PHILADELPHIA – A federal appeals court will let the Trump administration alter mentions of slavery at a historical site in Philadelphia, overruling a lower court judge who had blocked the effort.

The U.S. Court of Appeals for the Third Circuit said last week that new information panels prepared by the National Park Service “are full of historical context” and that Philadelphia could not challenge the decision under a federal rule-making law. The City couldn’t show that a final agency action that it could fight had yet occurred.

“Given all these developments, we cannot agree with the district court that the exhibit removal six months ago was NPS’s last word on the matter,” Judge Thomas Hardiman wrote.

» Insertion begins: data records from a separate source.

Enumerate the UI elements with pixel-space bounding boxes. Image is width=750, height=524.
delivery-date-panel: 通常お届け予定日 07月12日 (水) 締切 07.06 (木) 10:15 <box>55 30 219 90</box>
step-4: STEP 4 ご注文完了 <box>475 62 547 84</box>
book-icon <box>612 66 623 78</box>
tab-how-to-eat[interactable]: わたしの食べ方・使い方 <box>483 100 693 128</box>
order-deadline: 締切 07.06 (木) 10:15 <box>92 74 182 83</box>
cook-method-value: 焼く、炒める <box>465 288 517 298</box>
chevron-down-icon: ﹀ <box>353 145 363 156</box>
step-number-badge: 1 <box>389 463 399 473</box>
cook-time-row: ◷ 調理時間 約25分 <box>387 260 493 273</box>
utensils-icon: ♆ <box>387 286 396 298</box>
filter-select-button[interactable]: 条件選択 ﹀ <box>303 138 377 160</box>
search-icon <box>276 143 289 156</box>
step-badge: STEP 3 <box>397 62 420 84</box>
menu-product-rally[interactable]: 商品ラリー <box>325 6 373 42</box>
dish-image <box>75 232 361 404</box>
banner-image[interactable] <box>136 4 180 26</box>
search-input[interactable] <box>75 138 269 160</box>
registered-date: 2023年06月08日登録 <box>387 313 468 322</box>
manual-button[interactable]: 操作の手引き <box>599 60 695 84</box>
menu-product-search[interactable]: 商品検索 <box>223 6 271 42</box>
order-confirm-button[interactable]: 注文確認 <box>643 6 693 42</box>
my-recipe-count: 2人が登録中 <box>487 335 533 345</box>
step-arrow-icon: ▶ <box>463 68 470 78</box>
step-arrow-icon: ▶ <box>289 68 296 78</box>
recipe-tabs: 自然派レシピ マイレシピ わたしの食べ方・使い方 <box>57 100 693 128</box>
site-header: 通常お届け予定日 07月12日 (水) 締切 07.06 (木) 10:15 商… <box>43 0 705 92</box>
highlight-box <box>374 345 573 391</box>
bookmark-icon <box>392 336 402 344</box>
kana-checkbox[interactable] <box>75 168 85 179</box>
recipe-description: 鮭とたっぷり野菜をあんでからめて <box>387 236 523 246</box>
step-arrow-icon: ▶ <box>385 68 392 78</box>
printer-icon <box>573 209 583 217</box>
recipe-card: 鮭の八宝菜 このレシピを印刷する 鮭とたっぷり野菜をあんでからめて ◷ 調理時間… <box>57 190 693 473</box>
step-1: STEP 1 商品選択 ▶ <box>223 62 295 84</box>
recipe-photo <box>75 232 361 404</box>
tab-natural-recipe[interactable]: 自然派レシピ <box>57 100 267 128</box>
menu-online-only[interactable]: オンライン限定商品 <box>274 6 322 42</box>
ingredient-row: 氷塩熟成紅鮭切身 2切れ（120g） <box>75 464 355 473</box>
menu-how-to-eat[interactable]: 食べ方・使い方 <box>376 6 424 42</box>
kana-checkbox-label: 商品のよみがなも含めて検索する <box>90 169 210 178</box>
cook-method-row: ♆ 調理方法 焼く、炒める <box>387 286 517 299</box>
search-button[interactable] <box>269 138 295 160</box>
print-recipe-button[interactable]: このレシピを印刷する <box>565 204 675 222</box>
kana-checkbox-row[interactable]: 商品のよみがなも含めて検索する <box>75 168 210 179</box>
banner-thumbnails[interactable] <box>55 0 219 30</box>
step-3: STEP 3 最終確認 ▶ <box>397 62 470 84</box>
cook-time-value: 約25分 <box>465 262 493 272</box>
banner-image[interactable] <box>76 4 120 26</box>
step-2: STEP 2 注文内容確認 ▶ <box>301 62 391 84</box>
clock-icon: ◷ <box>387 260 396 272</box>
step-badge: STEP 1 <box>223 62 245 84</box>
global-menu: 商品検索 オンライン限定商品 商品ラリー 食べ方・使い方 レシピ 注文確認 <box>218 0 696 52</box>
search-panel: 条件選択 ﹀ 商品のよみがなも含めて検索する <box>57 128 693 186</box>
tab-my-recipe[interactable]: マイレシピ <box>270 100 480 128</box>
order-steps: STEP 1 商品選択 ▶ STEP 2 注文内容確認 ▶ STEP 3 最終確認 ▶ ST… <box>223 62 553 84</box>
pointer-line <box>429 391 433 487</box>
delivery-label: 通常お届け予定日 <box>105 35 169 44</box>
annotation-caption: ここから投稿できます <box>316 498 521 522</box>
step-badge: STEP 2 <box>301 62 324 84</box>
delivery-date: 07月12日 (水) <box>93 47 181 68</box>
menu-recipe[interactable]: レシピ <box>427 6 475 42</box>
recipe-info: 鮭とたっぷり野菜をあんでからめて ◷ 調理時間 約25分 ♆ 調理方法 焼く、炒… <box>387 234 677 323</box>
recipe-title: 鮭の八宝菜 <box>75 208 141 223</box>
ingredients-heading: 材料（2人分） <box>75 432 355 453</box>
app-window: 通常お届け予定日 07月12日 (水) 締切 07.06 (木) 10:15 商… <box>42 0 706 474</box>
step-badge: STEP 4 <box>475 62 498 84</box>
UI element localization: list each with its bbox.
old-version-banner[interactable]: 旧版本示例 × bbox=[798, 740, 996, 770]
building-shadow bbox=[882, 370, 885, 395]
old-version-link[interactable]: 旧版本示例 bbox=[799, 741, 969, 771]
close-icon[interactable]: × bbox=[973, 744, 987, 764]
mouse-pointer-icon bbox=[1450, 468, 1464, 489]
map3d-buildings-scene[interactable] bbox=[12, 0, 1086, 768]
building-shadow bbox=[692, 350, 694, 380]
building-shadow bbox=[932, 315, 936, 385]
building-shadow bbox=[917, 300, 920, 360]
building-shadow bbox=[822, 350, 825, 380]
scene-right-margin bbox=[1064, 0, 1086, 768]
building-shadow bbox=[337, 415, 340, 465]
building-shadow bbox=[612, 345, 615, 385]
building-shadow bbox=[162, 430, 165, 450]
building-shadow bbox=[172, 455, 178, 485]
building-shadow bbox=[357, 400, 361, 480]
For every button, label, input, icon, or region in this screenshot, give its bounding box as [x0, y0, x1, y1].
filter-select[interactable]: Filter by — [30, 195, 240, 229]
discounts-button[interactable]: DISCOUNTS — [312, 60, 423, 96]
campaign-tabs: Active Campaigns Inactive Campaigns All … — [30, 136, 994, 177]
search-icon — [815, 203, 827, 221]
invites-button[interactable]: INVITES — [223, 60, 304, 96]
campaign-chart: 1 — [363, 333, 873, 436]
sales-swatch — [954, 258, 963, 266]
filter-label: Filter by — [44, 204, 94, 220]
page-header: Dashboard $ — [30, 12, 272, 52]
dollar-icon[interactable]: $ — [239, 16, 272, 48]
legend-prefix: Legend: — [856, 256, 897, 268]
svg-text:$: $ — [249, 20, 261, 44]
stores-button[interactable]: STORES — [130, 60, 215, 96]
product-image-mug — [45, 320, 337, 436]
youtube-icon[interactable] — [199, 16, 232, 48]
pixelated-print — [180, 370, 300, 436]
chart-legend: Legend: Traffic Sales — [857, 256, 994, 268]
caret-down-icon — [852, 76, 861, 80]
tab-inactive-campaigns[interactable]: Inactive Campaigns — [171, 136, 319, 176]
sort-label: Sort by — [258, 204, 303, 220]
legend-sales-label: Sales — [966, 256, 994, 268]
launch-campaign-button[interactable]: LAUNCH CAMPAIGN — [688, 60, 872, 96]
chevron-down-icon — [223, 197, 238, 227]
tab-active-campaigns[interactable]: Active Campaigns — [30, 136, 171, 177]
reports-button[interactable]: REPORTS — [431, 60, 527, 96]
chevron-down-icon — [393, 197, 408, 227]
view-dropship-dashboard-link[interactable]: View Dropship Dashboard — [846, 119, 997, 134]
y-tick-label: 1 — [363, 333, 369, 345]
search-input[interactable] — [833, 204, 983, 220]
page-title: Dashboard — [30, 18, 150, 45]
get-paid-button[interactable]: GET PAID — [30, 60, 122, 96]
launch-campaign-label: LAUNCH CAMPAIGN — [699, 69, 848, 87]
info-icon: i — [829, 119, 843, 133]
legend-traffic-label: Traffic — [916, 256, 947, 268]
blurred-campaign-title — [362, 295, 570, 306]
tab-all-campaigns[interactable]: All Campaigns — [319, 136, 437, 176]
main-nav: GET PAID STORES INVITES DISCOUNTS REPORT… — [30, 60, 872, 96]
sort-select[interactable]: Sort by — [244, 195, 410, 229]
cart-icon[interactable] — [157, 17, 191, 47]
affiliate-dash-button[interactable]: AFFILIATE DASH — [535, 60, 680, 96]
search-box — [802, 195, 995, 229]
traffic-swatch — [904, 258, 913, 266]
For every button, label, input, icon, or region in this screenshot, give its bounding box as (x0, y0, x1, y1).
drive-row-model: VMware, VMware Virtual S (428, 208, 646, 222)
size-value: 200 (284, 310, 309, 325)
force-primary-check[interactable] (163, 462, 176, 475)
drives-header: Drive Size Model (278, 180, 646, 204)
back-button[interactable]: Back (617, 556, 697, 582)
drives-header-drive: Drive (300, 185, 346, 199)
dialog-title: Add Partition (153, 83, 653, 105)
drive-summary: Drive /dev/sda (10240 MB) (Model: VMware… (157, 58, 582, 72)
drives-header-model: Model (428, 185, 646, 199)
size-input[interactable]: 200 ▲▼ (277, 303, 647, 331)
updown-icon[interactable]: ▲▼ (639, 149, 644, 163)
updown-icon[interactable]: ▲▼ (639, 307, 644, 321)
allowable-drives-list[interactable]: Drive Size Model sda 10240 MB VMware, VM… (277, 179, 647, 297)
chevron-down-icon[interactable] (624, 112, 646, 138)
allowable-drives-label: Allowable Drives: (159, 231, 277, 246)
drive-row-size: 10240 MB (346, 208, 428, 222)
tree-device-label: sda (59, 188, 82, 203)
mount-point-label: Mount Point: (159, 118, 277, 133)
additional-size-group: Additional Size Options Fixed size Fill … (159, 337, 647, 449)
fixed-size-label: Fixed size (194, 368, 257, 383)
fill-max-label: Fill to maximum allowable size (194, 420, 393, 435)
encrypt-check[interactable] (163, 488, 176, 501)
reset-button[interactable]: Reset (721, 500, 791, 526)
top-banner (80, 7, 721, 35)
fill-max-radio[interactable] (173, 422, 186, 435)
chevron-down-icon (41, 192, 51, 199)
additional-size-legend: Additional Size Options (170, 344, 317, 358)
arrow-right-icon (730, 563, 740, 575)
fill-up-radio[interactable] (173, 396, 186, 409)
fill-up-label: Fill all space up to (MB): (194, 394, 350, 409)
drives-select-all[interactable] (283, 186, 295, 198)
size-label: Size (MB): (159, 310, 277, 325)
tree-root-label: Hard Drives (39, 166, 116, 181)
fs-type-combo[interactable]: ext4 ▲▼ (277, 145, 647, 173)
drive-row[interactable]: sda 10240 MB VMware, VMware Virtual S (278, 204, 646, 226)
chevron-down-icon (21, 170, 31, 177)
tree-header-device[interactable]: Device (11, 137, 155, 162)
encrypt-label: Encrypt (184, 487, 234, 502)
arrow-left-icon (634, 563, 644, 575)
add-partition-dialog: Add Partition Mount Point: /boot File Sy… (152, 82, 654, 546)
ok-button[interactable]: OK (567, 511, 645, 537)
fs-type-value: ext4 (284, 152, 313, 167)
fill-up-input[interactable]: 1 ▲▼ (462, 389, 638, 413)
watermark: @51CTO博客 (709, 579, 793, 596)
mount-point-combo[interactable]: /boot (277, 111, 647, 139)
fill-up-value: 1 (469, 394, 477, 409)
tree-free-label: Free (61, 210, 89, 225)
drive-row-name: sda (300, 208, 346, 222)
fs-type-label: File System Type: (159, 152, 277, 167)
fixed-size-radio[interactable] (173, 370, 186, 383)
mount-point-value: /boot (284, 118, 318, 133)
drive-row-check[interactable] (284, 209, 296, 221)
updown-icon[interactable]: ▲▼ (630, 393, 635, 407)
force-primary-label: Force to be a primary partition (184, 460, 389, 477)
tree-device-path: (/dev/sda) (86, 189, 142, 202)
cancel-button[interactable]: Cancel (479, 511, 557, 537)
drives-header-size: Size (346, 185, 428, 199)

The site is the President’s House, where presidents George Washington and John Adams once lived. Washington owned slaves there, and the NPS used crowbars to take down exhibits informing the public of their stories in January

President Trump’s 2025 executive order told the Department of the Interior to make sure national parks do not “contain descriptions, depictions, or other content that inappropriately disparage Americans past or living (including persons living in colonial times).”

But that contrasts with the mission of the President’s House. Philadelphia and the federal government agreed in 2006 to design a somewhat-restored version that tells the stories of those who were enslaved there under Washington.

Admission is free to the house, located on the corner of 6th and Market streets. It is designated as a National Underground Railroad Network to Freedom site and informs the public of slaves like Oney Judge, who escaped the house after Martha Washington told her she would be given to Washington’s granddaughter as a wedding gift.

Philadelphia, it said, has an equal right to the design of the house and has spent $3.5 million on it. The lawsuit claims the federal government violated the Administrative Procedures Act in making a final agency decision that is arbitrary and capricious. The Third Circuit said there was no agency action conducted by the NPS.

Gov. Josh Shapiro joined Philadelphia’s cause, as did Democrat state senators Nikil Saval, Vincent Hughes, Christine Tartaglione, Anthony Williams, Art Haywood and Sharif Street. The sudden loss of history is causing harm and anxiety to their constituents, they say.

District judge Cynthia Rufe quoted George Orwell’s 1984 when issuing the injunction – “All history was a palimpsest, scraped clean and reinscribed exactly as often as was necessary.”

New NPS panels at the site will inform visitors that Washington expressed discomfort with slavery but relied on it to run his Virginia plantation. He “signed legislation that both upheld and limited slavery,” a panel says, with another featuring a picture and excerpt from Martin Luther King Jr.’s “I Have a Dream” speech.

Other panels feature Harriet Tubman and Frederick Douglass.

“They highlight the momentous events that took place in the President’s House and the other sites at Independence National Park,” Hardiman wrote.

“They acknowledge the evil of slavery, including its injustices and hypocrisies, and, by telling the story of the nine slaves that Washington kept in the President’s House, remind us of their essential humanity.”